Forget the configuration. Use DSx.
March 06, 2018

Forget the configuration. Use DSx.

Facundo Ferrín | TrustRadius Reviewer
Score 9 out of 10
Vetted Review
Verified User

Overall Satisfaction with IBM Data Science Experience (DSx)

We use DSX in the development department. Previously, we spent a lot of time configuring our machines, setting up the computers and the virtual environments, getting the libraries. We can show our work to our boss without going with our computers. WIth DSX, we are able to do our work in the platform and share it with whoever we want. Then, they can leave comments in the notebook and we can review them later.
  • Configuration: You can forget about all the setup. You just open a notebook, import the libraries you want and start writing
  • Sharing: You can share your thoughts with anyone, because all your code lives in the cloud
  • Tools: IBM has amazing tools for speech recognition, image processing, and so on
  • Because of my use, I didn't find anything to improve. I think that making things more visual will be useful for non-expert people, like flowcharts for example
  • Time saving: As I said previously, I got a model in less than two weeks
I used Python and Jupyter on my personal computer, along with some commons libraries in the field, like scikit-learn, numpy and matplotlib.

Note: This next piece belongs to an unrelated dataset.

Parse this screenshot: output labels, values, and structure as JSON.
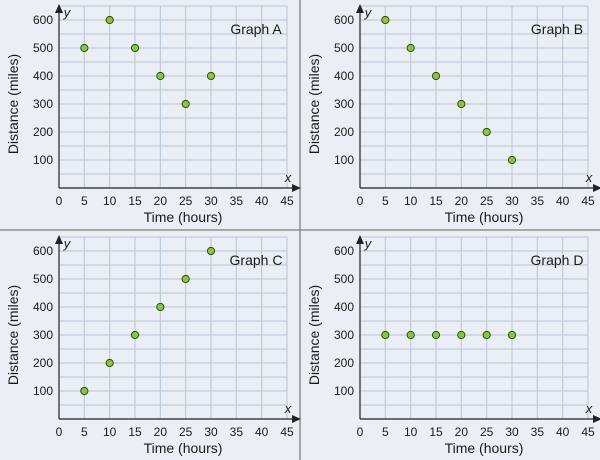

But, as I mentioned before, every time I wanted to share my work I just simply could not do it. Data Science Experience takes care of all the configuration part and leaves you ready to code.
I felt quite comfortable using DSX for prototyping. I was able to build an interesting model in less than two weeks, and I found it to be very productive to be able to share my ideas with the client and receive back their comments.

After that, I had to implement this model to be used as a REST service. I tried to do that with DSX but it was not possible, which is reasonable since it is not designed to do that.